For all children, we recommend:
- Continuation or return to normal daily routine, including school, chores, and other activities. These daily activities are important in keeping children connected with their peers, maintaining a high level of distraction, minimizing focus on illness, and reducing potential secondary gain issues. Further, absence from school can increase academic demands (e.g., make up work), disrupt continuity of classroom learning, and result in negative interactions with teachers. All of these issues further increase stress and make pain episodes more likely to occur in the future.

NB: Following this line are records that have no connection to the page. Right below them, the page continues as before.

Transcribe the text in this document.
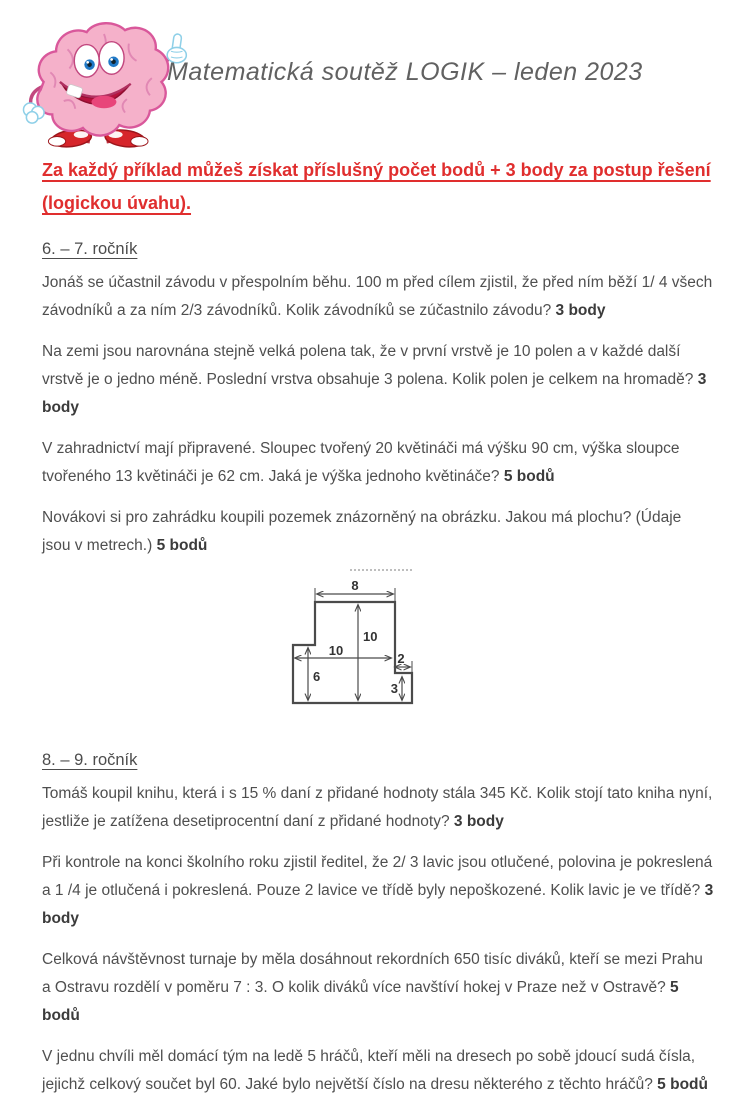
Matematická soutěž LOGIK – leden 2023

Za každý příklad můžeš získat příslušný počet bodů + 3 body za postup řešení (logickou úvahu).

6. – 7. ročník

Jonáš se účastnil závodu v přespolním běhu. 100 m před cílem zjistil, že před ním běží 1/ 4 všech závodníků a za ním 2/3 závodníků. Kolik závodníků se zúčastnilo závodu? 3 body

Na zemi jsou narovnána stejně velká polena tak, že v první vrstvě je 10 polen a v každé další vrstvě je o jedno méně. Poslední vrstva obsahuje 3 polena. Kolik polen je celkem na hromadě? 3 body

V zahradnictví mají připravené. Sloupec tvořený 20 květináči má výšku 90 cm, výška sloupce tvořeného 13 květináči je 62 cm. Jaká je výška jednoho květináče? 5 bodů

Novákovi si pro zahrádku koupili pozemek znázorněný na obrázku. Jakou má plochu? (Údaje jsou v metrech.) 5 bodů

8
10
10
2
6
3
8. – 9. ročník

Tomáš koupil knihu, která i s 15 % daní z přidané hodnoty stála 345 Kč. Kolik stojí tato kniha nyní, jestliže je zatížena desetiprocentní daní z přidané hodnoty? 3 body

Při kontrole na konci školního roku zjistil ředitel, že 2/ 3 lavic jsou otlučené, polovina je pokreslená a 1 /4 je otlučená i pokreslená. Pouze 2 lavice ve třídě byly nepoškozené. Kolik lavic je ve třídě? 3 body

Celková návštěvnost turnaje by měla dosáhnout rekordních 650 tisíc diváků, kteří se mezi Prahu a Ostravu rozdělí v poměru 7 : 3. O kolik diváků více navštíví hokej v Praze než v Ostravě? 5 bodů

V jednu chvíli měl domácí tým na ledě 5 hráčů, kteří měli na dresech po sobě jdoucí sudá čísla, jejichž celkový součet byl 60. Jaké bylo největší číslo na dresu některého z těchto hráčů? 5 bodů
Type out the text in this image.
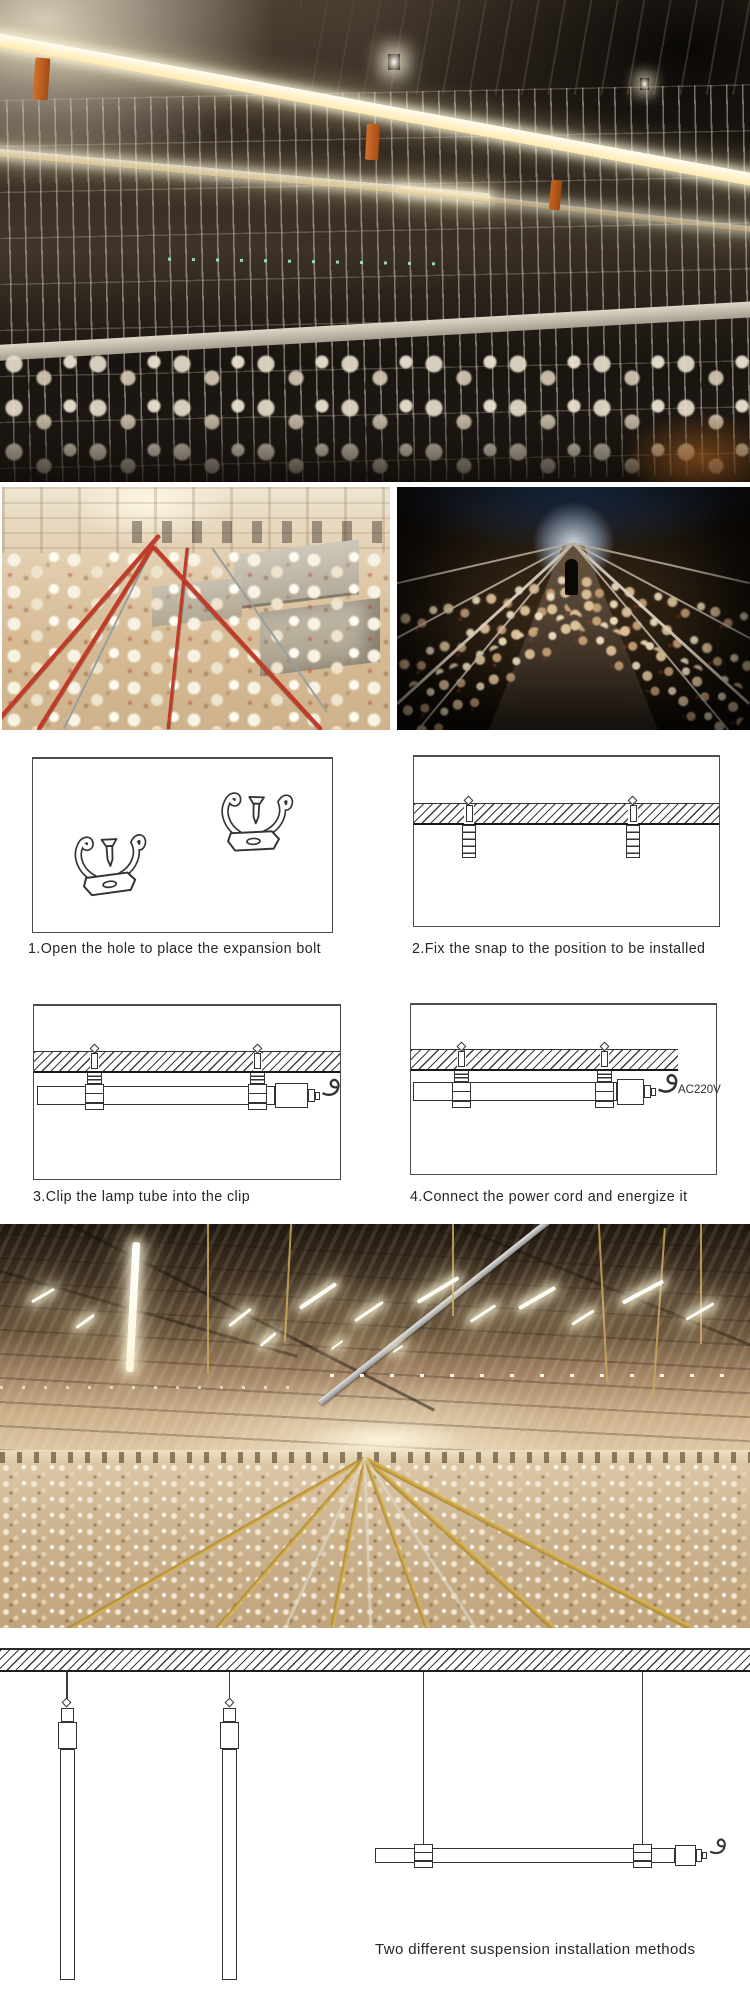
1.Open the hole to place the expansion bolt	2.Fix the snap to the position to be installed
3.Clip the lamp tube into the clip
AC220V
4.Connect the power cord and energize it
Two different suspension installation methods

- Parent encouragement of positive coping with pain and/or stress. The ways that parents cope with their own illnesses provides a model for children to follow, so it is important for parents to be aware of their own behavior when not feeling well and to make an effort to model positive functioning (e.g., going to work, limiting complaints, taking medication as directed, staying busy with distracting activities). Further, parents must be aware of how they respond to a child's illness. Certain behaviors (e.g., keeping the child home from school/activities, visiting the doctor frequently, bringing treats home, spending more time than usual with the child) may result in children believing their illness is more serious and that they lack the ability to cope with it effectively. Parents can be most helpful to children when they can stay calm, maintain consistent daily expectations, remind children what pain management strategies might be helpful, and then notice/reward children for trying to engage in positive coping behavior.
Medications may be prescribed to suppress gastric acid, reduce gut inflammation, increase relaxation in the stomach, decrease bacterial overgrowth, improve movement through the GI tract, decrease nerve sensitivity throughout the GI tract, and improve sleep. Although not common, children also sometimes will be referred to a psychiatrist for medication to reduce anxiety and/or depression associated with their abdominal pain.
Biofeedback-assisted relaxation training (BART) with a certified biofeedback practitioner may be recommended to help children learn to balance their autonomic nervous system in order to reduce physical stress, improve coping with mental stress, enhance pain management skills, improve sleep, and reduce GI symptoms.
Cognitive-behavioral therapy (CBT) with a licensed psychologist may be recommended to help children modify their thoughts and behaviors in response to pain, anxiety, and/or stress. Modification of the home and/or school environments to support improved coping, increased daily functioning, and decreased GI symptoms often is included as part of the treatment package.
Other possible recommendations:
- Promotion of sleep quality through consistent sleep routine/schedule and good sleep hygiene.
- Sleep evaluation/study to examine and address more significant sleep disturbance.
- Physical therapy and/or consultation with an exercise physiologist to aid in return to normal activity level or sports participation.
- Therapeutic massage to reduce physical tension and stress.
- Psychoeducational testing to assess for possible unidentified learning difficulties that may be creating stress at school.
- Individual therapy to address more broad emotional and/or behavioral issues.
- Family therapy to address significant stress within the home environment.
- Herbal/natural/homeopathic remedies to control specific GI symptoms (e.g., ginger for nausea).
- Acupuncture (the placement of very small needles at specific pain points) to reduce pain and nausea, as well as to promote healing.
How often will my child need to come in for follow up visits?
During initial treatment, patients seen in the Abdominal Pain Clinic will be scheduled for monthly follow up visits with one of our highly-trained advanced practice providers, under the ongoing direction of Dr. Friesen and Dr. Schurman. Additional follow up will be provided, as needed, through phone contact with our dedicated nursing staff. Phone contact is usually requested on at least a biweekly basis.
Once your child has been symptom-free for 2-3 months, we will begin to wean medications. At that time, the frequency of follow up visits and phone calls to the APC will decrease. However, your child should continue with other recommended treatments (e.g., BART, CBT, etc.) as directed by those providers to ensure maximum benefit in the short- and long-term.